Une forme moderne de superstition, est la prétention non-scientifique de croire que l’humain peut réduire et restreindre tout le Réel qu’à ses conceptions mentales superficielles (les « rationalistes »), aux outils scientifiques forcément limités (les scientistes) et aux simples facultés sensorielles ordinaires dans un cadre purement matérialiste, comme si rien ne pouvait exister ou échapper aux perceptions superficielles de ce genre d’individus, desquels on pourrait parler de « myopie intellectuelle » et d’arrogance ignorante.



Notes :


(1) L’existence de « miracles », de « prodiges » ou de « faits extraordinaires » (relevant du « possible » du point de vue physique, tout en étant presque improbable en raison des concours de circonstances et de nombreuses coïncidences que cela nécessite pour arriver), n’est en rien impossible en soi ou irrationnel.
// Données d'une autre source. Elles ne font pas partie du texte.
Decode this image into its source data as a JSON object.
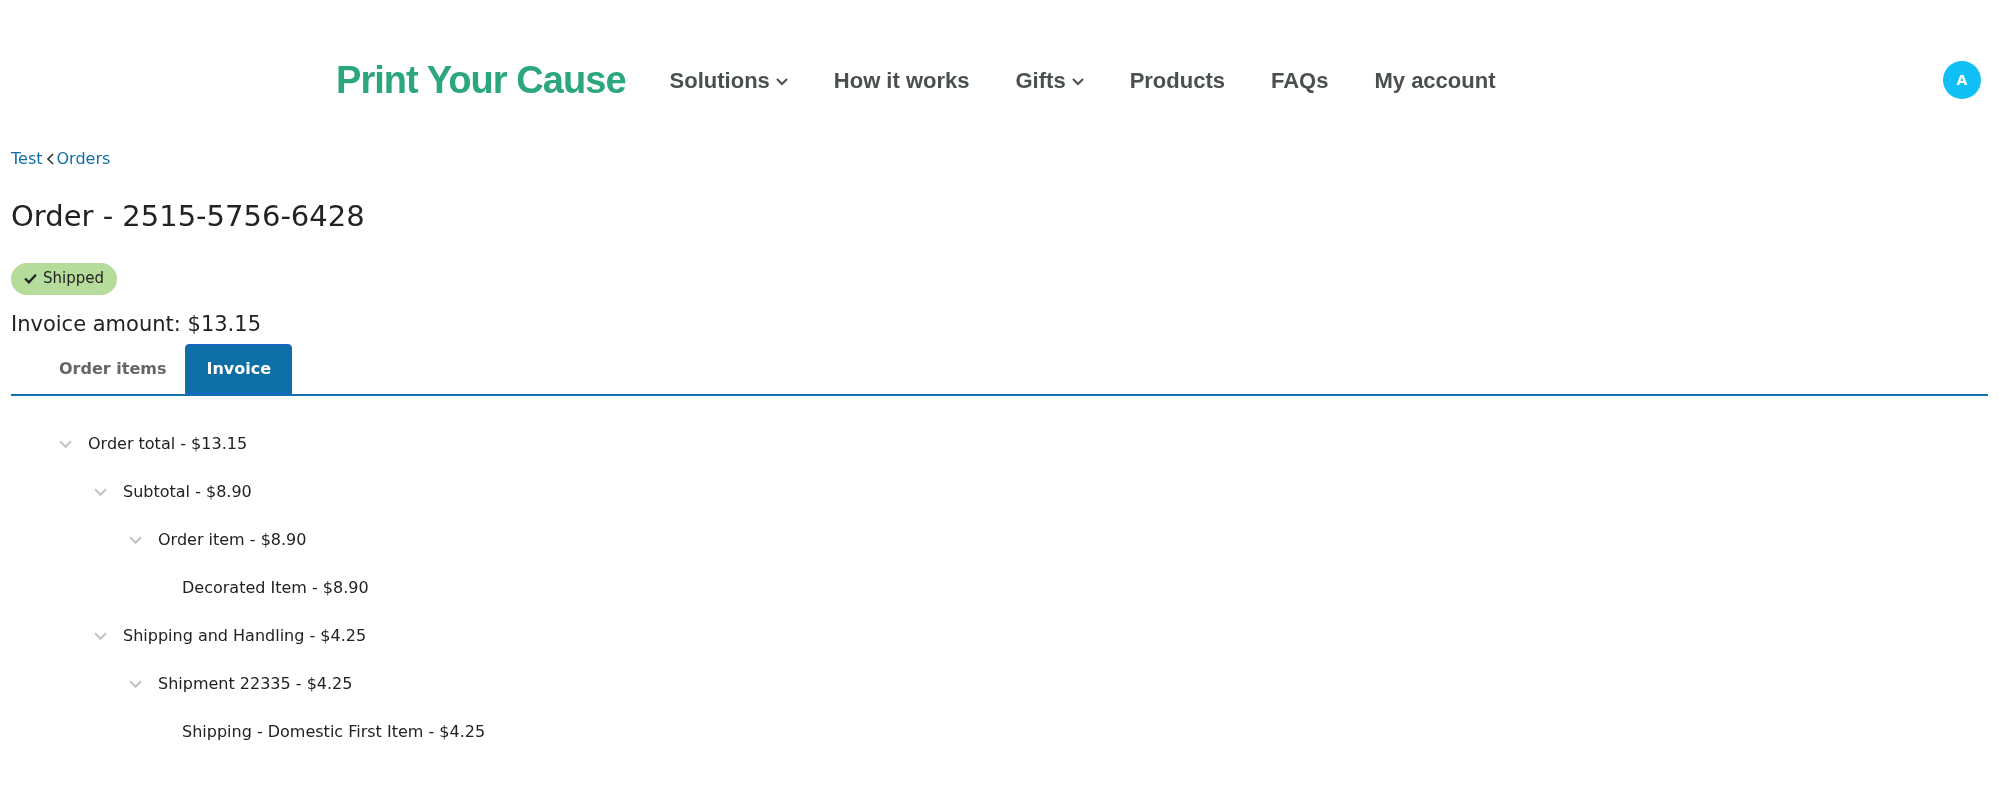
{
  "header": {
    "logo": "Print Your Cause",
    "nav": [
      {
        "label": "Solutions",
        "dropdown": true
      },
      {
        "label": "How it works",
        "dropdown": false
      },
      {
        "label": "Gifts",
        "dropdown": true
      },
      {
        "label": "Products",
        "dropdown": false
      },
      {
        "label": "FAQs",
        "dropdown": false
      },
      {
        "label": "My account",
        "dropdown": false
      }
    ],
    "avatar": "A"
  },
  "breadcrumb": [
    "Test",
    "Orders"
  ],
  "title": "Order - 2515-5756-6428",
  "status": {
    "label": "Shipped",
    "done": true
  },
  "invoice_amount": "Invoice amount: $13.15",
  "tabs": [
    {
      "label": "Order items",
      "selected": false
    },
    {
      "label": "Invoice",
      "selected": true
    }
  ],
  "tree": [
    {
      "label": "Order total - $13.15",
      "expanded": true,
      "children": [
        {
          "label": "Subtotal - $8.90",
          "expanded": true,
          "children": [
            {
              "label": "Order item - $8.90",
              "expanded": true,
              "children": [
                {
                  "label": "Decorated Item - $8.90"
                }
              ]
            }
          ]
        },
        {
          "label": "Shipping and Handling - $4.25",
          "expanded": true,
          "children": [
            {
              "label": "Shipment 22335 - $4.25",
              "expanded": true,
              "children": [
                {
                  "label": "Shipping - Domestic First Item - $4.25"
                }
              ]
            }
          ]
        }
      ]
    }
  ]
}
Si le Réel se compose de nombreux degrés existentiels, d’une indéfinité de possibles, de multiples dimensions ou même de « multivers », d’une part, l’intellect ne s’oppose pas à toutes ses possibilités existentielles, et d’autre part, elles demeurent intelligibles et reposent aussi sur le principe que toutes choses relatives ou créées ne puisent leur existence que dans et par l’Absolu, et que notre intelligence coïncide avec la nature intelligible même de l’existence (dans ses modalités créées) dans sa totalité.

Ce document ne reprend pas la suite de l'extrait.